Mas o argumento da entrevista iluminada era o seguinte: a inflação causou uma zorra desgraçada, e no bolo o empresário ficou com cara de Raul Pellegrini. Sei, sei.
A tese parece corroborada por uma pesquisa recente da Standard que diz que a imagem do empresário, antes abaixo de traseiro de cobra (elas o têm?), havia se recuperado. Claro que bombeiros, carteiros e igreja estavam lá no alto do ranking, e polícia e partidos por debaixo dos ofídios.
Ou seja, baixou a fumaça da inflação, surge retinto o empresário honesto e patriota? Ai que imagem linda, Athayde Patreze (o santo misericordioso do empresário que paga impostos, gera empregos e anda de iate no Guarujá).
Simplesmente um luxo (confesso que é o único programa que assisto de cabo a rabo —é espetacular e fiel retrato das elites brasileiras, não percam).
Agora, o empresário fica vulnerável aos chamados da sociedade, concordatária. A Secretaria de Cultura os nomeia salvadores da massa falida. O mesmo acontece com hospitais, asilos, mostras de arte e até escolas públicas. E cria um paradoxo irresponsável.
O empresário, através das últimas décadas, criou um país de grande fosso social. Enriqueceu-se numa economia protegida, nomeou os governantes, financiou grande parte das bandalheiras e manteve a remuneração dos trabalhadores num patamar indigno.
Mas foi um setor que soube aproveitar oportunidades, trabalhou muito, usou de grande criatividade e gerou um padrão sofisticado de executivos. Sua má imagem não se deve só à inflação e à desorganização social. Aliás estes fatores são resultado das políticas autocentradas dos próprios empresários. Que não abdicam de idolatrar os espertos. É assim que as votações de líderes emmpresariais apontam para Odebrecht e Roberto Marinho como perfis desejáveis de um lado, e Kapazes e Rolim Amaros do outro.
Agora cresce a idéia de que o empresário deve se mostrar preocupado com o social. Balela. É um grave erro. Se sobrarem tempo e recursos do empresário, e se o coração mandar que se dedique a causas sociais ou culturais, ótimo.

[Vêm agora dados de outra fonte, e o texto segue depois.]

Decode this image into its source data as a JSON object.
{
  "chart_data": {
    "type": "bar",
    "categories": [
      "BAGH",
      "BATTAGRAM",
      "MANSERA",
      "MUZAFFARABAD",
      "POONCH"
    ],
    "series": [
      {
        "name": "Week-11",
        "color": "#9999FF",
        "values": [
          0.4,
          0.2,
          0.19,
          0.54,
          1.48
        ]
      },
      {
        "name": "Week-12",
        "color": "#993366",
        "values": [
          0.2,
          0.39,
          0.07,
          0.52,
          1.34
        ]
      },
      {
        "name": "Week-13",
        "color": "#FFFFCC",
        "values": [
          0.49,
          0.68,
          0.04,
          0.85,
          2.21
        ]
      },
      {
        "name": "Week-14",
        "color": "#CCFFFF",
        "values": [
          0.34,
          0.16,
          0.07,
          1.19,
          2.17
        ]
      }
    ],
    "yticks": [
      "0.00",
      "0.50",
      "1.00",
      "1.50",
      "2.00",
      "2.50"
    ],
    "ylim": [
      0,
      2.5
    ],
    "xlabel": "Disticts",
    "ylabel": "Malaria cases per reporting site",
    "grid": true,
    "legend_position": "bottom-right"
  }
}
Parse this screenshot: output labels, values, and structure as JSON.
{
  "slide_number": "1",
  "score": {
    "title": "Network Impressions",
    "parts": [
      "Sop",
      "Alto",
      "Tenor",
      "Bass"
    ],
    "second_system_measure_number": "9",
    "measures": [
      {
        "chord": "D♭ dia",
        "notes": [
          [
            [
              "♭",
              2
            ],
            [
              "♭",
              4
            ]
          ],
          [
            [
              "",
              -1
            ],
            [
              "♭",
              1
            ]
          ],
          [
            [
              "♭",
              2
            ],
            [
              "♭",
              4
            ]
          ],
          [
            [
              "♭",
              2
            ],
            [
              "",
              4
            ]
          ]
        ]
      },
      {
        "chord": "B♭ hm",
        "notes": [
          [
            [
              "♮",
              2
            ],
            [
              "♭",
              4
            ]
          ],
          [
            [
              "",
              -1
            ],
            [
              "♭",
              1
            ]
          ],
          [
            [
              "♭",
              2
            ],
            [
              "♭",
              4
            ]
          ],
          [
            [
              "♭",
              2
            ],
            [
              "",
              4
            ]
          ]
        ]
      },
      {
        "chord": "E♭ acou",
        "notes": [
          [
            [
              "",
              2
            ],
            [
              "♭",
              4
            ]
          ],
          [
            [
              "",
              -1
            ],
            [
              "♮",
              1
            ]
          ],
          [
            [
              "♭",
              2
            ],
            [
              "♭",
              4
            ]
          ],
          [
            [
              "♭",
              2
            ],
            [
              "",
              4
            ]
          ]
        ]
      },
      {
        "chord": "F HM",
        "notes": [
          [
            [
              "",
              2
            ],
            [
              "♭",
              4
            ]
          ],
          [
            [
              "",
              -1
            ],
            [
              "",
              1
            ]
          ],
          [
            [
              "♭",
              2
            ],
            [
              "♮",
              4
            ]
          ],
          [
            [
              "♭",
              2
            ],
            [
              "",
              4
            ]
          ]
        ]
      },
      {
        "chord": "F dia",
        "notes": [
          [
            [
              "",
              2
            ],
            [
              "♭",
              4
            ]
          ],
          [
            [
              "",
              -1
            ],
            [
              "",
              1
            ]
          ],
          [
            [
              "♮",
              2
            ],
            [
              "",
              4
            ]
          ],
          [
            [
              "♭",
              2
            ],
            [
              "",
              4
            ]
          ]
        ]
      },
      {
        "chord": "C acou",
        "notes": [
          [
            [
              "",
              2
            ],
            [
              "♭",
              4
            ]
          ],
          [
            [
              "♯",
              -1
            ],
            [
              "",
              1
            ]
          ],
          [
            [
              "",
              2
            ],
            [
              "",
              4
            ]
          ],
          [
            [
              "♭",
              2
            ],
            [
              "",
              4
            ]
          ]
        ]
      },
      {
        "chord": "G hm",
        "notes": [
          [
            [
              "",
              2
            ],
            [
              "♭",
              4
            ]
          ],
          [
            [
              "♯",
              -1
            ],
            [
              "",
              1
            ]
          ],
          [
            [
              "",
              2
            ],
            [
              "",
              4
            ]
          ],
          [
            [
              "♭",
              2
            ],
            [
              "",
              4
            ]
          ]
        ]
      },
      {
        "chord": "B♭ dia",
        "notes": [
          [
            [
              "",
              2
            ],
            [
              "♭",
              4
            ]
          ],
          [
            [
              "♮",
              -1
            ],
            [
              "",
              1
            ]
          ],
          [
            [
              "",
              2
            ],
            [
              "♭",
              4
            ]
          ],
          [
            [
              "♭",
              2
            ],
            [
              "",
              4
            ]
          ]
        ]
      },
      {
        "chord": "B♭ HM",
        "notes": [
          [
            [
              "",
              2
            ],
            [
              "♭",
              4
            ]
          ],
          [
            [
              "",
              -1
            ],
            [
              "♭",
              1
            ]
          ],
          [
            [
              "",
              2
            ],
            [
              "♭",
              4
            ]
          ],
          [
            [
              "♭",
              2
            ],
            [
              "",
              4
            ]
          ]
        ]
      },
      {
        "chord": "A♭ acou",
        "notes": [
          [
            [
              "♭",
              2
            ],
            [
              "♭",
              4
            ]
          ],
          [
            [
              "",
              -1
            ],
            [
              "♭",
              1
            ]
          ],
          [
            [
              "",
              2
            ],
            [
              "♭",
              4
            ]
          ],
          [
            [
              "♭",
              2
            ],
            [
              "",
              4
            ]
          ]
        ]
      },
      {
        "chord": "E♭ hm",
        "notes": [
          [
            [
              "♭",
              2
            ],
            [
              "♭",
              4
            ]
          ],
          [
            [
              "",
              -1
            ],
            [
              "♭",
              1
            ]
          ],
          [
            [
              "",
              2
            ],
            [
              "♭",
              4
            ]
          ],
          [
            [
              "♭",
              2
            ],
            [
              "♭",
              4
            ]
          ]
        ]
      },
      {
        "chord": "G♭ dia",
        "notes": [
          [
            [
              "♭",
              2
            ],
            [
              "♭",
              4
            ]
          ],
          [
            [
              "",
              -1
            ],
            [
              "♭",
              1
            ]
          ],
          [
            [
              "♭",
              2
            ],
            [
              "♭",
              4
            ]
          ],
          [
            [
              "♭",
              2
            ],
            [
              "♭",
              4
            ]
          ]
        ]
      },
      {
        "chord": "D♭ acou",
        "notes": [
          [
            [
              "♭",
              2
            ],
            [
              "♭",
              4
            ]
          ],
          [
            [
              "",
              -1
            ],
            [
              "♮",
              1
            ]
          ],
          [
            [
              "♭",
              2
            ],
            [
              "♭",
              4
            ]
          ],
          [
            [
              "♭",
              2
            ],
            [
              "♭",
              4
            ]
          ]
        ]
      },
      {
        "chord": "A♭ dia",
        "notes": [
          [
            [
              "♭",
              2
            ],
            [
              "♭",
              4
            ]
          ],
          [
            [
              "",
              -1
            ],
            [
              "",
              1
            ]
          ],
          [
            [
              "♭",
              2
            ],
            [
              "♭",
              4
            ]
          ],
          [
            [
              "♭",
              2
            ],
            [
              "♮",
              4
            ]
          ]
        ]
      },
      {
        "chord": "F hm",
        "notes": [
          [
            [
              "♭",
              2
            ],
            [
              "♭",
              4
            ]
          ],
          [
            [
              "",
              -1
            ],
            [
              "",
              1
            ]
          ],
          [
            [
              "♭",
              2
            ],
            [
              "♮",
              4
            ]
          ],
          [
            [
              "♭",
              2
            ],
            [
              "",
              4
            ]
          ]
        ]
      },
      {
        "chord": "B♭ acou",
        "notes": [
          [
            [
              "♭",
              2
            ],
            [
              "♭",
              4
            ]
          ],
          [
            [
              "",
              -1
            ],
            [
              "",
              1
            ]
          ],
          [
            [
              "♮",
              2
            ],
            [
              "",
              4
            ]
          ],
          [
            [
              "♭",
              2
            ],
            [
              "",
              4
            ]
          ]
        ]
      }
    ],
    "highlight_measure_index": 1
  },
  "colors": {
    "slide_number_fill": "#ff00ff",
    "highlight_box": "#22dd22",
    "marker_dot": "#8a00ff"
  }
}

Mas a empresa não tem vocação, obrigação ou papel nas questões de Estado e cultura. Tem, isso sim, que ganhar dinheiro, talvez distribuir parte para os que participaram do processo de lucro, reinvestir, e empreender.
O resto é papel do Estado, com ajuda de pessoas ricas (empresários, por que não) que sintam que têm uma dívida com o fosso social. Misturar as duas coisas é subdesenvolvimento intelectual e vergonha de assumir que o lucro é fundamental numa sociedade capitalista.
Tentar reverter a imagem negativa através da caridade, postura pró-meio ambiente ou socialconstrutivista mescla ainda mais os obscuros papéis. Não há absolvição pelo passado —são os empresários e suas decorrentes elites os culpados pelo fracasso social do Brasil, mas também os responsáveis por uma economia potencialmente viçosa, avançada e sólida. Vamos ser realistas e ganhar dinheiro, sem vergonha, sem exploração e sem muita sacanagem —o Brasil saberá fazer o resto.